We love Italian, but unfortunately the kiddos don’t like ricotta cheese (gasp!). I have finally found a lasagna like dish that everyone loves, and this has become our go to “lasagna”. Every time I’ve made this the kiddos have asked for seconds. That’s a score in my book!
******I also make just the sauce from this dish and use it in all my Italian cooking. It is the BEST pasta sauce…can’t ever go back to the jar stuff…yes, it really is that good! This is our go to red sauce for all dishes we make.******
Adapted from Lidia’s Italian-American Kitchen by Lidia Matticchio Bastianich.
- 3 TBSP olive oil
- 4-6 garlic cloves, peeled and chopped
- 2 35-oz. cans Italian tomatoes (like San Marzano)
- Crushed red pepper to taste
- Salt to taste
- Sugar to taste (I usually use about 2 TBSP, but it all depends on how sweet or sour your canned tomatoes are)
- 2 c. freshly grated Pecorino Romano cheese (I use a fine microplane grater–if you use a larger shred, your amounts will need to be adjusted downward since with the fine grater there is a lot of air taking up the 2 c. space)
- 1 lb. Campanelle pasta or pasta of your choice
- 1 lb. pearl mozzarella
- 1 c. shredded fresh basil leaves
- Heat oil in a large skillet over medium heat. Add the garlic and cook until golden brown, about 2 minutes.

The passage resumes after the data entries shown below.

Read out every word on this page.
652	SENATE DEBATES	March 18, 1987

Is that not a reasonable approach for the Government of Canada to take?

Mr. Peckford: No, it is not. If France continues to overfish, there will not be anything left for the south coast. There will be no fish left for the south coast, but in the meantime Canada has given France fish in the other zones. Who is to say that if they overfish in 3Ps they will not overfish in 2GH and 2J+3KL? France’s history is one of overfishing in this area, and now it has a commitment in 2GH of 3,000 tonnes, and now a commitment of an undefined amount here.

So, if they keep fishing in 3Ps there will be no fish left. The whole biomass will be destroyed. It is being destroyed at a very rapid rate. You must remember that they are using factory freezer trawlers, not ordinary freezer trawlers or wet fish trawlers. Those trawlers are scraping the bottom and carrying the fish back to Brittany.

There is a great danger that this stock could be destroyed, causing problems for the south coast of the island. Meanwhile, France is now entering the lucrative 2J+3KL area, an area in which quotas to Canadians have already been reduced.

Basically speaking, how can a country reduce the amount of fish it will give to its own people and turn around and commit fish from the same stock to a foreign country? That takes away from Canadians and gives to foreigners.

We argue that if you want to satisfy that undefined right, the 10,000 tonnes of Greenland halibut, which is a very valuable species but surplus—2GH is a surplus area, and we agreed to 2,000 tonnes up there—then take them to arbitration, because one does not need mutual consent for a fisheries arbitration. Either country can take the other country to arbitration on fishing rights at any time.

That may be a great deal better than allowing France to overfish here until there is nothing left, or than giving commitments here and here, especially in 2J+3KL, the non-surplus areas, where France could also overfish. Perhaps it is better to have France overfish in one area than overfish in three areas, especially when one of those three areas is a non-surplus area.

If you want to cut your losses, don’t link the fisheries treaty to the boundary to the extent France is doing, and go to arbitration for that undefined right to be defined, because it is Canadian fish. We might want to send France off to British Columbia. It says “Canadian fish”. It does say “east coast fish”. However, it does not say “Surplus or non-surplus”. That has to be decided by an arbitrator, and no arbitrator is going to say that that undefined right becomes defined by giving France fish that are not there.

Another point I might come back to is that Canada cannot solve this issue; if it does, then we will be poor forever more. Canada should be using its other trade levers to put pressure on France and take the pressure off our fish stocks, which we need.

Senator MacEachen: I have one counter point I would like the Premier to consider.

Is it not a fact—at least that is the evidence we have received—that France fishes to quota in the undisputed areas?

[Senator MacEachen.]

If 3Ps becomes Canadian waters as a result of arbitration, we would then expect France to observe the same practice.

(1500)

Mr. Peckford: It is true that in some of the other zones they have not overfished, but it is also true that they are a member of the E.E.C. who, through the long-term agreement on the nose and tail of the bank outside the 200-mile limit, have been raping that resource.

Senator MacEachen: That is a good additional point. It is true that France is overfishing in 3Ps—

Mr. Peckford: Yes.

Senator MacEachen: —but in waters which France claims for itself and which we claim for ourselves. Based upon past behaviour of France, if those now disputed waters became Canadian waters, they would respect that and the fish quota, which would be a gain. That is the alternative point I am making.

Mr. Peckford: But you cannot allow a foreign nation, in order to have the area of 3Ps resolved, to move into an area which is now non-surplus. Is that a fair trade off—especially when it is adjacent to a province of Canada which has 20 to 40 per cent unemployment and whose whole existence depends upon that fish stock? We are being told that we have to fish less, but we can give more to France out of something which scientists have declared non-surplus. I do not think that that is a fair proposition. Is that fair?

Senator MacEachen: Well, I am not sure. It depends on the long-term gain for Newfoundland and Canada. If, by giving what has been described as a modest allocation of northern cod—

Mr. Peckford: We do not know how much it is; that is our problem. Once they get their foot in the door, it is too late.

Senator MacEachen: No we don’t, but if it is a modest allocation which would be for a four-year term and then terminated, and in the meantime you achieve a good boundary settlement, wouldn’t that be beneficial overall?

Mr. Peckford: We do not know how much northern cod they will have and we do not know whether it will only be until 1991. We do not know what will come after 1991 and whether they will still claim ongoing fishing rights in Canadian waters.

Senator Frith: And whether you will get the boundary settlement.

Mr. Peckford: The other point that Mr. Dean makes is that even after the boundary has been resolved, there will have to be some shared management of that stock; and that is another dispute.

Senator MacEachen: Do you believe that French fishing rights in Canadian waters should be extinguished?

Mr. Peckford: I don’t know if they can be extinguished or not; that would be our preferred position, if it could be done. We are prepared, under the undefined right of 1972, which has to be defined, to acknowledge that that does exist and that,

- Meanwhile, put the tomatoes in a blender or food processor and blitz until you reach a desired texture (we prefer smooth with some chunkier pieces). Then add the tomatoes and crushed red pepper, if using, to the skillet. Season with salt and bring to a boil, then lower the heat and simmer, stirring occasionally, to reduce until you get your desired consistency. We like a thicker sauce, so I simmered for about 30-45 minutes. Taste and add sugar and salt as needed. Add the Pecorino Romano cheese and stir to combine. If you use finely grated the cheese the cheese will “melt” into the sauce quite easily. Taste again adjust seasoning as necessary.
- Bring a pot of water to a boil; add salt; and cook pasta according to the box.
- When pasta is al dente, add the pasta to the skillet with the sauce, and toss to combine. Add the fresh mozzarella and chopped basil.
Serve with garlic bread, salad, and fruit and enjoy!